Saturday, January 4, 2020: 1:30 PM
Nassau West (New York Hilton)
Rebecca Kobrin, Columbia University
Founded in 1906 by a Russian-Jewish immigrant to cater to his fellow immigrants economic needs, the Bank of the United States, despite its grandiose name, was actually a commercial bank that drew most of its clients from New York City’s immigrant neighborhoods. By 1930, it rapidly expanded to become the largest commercial bank in the country, with over 440,000 depositors and $300 million in assets. When questions arose about it solvency, the Federal Reserve of New York refused to help save the bank because of ‘its immigrant clientele and leadership;’ the bank closed its doors in December 1930. Analysis of the harm done by the failure of the Bank of United States has attracted economists’ attention for the past eighty years.
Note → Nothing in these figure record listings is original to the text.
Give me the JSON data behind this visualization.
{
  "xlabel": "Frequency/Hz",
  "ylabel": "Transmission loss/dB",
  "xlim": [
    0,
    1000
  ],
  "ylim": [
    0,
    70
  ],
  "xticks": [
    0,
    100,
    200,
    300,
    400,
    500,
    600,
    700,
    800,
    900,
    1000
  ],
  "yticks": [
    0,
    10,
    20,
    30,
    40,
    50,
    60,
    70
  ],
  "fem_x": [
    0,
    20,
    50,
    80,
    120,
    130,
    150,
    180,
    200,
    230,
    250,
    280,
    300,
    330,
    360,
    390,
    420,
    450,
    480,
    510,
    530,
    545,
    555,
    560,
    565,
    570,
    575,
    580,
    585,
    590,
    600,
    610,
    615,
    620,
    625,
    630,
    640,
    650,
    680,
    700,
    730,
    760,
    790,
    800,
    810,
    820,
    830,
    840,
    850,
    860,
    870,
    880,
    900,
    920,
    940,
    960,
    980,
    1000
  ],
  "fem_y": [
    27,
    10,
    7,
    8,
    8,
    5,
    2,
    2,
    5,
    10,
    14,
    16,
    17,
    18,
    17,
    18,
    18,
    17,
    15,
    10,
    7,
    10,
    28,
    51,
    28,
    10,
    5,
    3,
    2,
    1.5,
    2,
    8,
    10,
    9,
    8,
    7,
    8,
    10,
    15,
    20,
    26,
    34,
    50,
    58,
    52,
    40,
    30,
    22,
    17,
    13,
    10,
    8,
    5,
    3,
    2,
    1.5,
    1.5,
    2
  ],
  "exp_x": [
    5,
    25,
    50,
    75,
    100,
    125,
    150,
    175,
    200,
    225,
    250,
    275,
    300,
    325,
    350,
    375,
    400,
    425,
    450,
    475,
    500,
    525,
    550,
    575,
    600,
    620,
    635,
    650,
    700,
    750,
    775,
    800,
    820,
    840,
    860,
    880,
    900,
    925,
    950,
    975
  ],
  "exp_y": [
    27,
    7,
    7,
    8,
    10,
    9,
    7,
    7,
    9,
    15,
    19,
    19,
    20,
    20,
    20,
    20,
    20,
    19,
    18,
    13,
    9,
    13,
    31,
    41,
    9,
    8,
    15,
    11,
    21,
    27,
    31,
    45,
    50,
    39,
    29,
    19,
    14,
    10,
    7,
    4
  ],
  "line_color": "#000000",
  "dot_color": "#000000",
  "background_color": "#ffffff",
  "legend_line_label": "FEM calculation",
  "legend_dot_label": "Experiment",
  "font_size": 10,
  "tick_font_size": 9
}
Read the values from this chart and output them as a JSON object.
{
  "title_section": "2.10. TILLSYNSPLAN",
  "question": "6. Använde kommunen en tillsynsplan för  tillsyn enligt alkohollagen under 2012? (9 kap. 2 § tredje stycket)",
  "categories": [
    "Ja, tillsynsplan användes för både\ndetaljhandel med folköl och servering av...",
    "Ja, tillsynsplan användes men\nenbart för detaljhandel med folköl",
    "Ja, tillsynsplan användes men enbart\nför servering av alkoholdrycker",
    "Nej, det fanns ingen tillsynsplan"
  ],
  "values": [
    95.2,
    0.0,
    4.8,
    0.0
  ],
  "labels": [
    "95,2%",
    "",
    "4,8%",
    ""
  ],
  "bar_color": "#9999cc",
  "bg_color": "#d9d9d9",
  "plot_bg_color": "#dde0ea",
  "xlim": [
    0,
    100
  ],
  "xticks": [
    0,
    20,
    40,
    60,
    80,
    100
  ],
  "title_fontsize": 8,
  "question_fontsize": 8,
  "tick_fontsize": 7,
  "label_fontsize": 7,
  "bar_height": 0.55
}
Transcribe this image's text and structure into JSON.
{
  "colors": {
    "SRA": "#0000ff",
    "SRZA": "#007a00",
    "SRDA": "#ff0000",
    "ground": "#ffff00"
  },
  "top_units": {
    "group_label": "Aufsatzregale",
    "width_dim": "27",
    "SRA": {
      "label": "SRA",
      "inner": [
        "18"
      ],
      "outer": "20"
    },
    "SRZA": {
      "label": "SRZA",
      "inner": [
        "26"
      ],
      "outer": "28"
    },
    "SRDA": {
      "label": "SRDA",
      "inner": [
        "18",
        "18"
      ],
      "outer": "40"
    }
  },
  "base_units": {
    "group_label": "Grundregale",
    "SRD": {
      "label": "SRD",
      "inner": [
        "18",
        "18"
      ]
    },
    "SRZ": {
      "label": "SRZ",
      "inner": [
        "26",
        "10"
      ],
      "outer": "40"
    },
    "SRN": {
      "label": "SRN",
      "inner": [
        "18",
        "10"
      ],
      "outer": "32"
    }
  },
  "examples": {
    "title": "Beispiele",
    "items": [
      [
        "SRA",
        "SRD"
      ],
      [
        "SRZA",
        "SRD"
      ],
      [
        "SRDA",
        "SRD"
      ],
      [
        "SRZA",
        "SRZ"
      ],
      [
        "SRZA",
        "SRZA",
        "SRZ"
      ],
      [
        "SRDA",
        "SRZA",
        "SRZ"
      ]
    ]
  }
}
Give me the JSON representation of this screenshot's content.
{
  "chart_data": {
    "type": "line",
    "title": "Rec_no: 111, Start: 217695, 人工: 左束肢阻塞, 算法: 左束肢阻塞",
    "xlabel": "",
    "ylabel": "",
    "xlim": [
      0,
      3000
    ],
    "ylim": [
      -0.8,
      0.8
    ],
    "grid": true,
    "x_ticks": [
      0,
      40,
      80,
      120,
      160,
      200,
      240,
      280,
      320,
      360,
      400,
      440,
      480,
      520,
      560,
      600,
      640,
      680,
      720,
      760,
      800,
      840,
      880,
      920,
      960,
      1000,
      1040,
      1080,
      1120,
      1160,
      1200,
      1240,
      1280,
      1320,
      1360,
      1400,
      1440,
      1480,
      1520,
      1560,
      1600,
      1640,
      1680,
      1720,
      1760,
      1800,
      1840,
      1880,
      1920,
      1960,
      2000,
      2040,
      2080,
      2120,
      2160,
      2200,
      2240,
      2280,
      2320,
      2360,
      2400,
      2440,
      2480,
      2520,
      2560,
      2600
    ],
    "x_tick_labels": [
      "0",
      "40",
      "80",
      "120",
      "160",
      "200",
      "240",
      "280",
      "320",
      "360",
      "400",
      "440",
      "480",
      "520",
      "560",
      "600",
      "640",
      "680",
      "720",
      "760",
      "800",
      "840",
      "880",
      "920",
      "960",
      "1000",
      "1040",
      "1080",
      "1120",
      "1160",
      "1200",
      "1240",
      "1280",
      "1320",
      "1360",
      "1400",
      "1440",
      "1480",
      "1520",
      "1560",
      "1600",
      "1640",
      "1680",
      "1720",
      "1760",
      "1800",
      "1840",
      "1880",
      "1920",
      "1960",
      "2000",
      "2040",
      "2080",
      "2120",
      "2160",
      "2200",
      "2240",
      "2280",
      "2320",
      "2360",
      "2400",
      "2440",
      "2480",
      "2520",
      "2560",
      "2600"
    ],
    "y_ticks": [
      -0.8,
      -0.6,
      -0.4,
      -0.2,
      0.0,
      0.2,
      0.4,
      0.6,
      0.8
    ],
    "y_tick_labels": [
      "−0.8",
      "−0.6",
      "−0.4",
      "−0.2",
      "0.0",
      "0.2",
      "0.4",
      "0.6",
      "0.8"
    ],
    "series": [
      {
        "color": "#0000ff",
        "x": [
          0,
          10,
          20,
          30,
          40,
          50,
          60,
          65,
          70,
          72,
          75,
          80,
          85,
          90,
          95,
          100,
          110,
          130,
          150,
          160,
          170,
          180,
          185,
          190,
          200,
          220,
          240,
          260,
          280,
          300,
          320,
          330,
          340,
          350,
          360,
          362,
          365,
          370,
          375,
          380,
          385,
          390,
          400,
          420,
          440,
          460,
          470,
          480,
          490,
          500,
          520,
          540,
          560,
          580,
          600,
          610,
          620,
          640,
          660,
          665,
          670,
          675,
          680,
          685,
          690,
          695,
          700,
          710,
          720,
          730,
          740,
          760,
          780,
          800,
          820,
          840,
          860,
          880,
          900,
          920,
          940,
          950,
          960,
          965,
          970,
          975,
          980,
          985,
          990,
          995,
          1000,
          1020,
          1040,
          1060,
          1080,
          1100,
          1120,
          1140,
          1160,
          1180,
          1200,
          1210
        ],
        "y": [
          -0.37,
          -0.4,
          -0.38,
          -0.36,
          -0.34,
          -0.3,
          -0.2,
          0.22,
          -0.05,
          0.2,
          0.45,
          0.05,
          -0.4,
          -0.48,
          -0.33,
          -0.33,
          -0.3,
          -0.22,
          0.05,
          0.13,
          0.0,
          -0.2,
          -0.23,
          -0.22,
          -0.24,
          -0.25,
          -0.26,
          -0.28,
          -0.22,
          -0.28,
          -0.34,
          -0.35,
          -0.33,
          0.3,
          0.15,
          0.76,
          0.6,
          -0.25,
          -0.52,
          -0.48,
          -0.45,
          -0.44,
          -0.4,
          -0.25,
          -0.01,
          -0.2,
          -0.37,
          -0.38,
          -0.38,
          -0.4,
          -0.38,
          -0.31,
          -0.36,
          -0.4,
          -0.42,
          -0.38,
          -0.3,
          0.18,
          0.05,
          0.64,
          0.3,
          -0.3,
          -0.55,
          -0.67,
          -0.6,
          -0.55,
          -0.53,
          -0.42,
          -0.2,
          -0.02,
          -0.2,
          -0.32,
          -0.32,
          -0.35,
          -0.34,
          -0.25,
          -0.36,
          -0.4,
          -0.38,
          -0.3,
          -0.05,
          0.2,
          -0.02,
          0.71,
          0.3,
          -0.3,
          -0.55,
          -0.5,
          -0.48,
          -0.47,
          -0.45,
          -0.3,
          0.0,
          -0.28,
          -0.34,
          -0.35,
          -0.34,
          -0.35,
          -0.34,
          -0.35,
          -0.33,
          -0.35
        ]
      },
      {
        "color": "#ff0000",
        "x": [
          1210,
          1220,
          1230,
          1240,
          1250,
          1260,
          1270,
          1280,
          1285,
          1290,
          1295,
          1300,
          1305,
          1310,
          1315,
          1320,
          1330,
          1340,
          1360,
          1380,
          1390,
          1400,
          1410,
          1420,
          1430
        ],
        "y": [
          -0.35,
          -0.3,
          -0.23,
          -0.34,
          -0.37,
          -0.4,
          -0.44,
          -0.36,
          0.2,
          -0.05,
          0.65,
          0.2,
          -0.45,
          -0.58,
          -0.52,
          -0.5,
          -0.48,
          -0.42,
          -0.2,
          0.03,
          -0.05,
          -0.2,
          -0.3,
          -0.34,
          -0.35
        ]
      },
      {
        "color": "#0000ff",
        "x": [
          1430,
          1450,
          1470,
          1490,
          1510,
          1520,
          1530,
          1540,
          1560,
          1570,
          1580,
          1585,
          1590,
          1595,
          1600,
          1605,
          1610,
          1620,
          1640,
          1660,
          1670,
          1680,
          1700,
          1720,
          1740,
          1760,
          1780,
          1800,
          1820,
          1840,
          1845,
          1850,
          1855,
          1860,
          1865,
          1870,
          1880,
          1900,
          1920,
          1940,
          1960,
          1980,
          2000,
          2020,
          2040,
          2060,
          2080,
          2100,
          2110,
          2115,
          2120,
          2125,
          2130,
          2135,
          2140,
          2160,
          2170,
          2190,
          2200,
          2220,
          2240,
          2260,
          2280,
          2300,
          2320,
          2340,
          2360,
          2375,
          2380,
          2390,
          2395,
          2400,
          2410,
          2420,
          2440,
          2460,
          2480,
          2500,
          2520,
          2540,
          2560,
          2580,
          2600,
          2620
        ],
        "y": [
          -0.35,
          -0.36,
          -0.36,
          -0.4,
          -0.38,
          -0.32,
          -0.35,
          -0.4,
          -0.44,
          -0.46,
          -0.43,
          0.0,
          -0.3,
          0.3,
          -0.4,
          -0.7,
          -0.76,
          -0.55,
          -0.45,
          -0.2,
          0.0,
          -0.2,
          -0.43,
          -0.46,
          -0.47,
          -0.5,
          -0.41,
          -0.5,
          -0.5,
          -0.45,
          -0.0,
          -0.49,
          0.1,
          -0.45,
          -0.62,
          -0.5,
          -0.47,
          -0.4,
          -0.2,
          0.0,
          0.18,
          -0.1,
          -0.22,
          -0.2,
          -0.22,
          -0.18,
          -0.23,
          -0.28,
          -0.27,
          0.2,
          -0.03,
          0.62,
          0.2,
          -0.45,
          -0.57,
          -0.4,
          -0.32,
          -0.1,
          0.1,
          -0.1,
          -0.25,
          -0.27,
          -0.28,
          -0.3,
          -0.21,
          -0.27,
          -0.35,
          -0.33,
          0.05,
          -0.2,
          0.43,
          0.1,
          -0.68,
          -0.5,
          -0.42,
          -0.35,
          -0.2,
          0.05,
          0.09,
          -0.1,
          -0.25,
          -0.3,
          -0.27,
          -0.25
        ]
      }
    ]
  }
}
Scholars spanning from Milton Friedman to Ben Bernanke have debated the role its closure played in propelling the United States from the recession of 1929 into “the great contraction.” Who were the ‘untrustworthy’ depositors in the Bank of United States that members of the Federal Reserve refused to help? Virtually erased in discussions of this historic bank failure are the ways in which anti-Semitism and suspicion of immigrants’ banking practices figured into this tale of failed bail out. In the age before the FDIC, depositors who held money in banks allowed to fail appreciated the inequality in the system as they saw first hand the role religion and immigrant status playing in deciding who were the ‘winners’ and ‘losers’ in America’s commercial banking industry.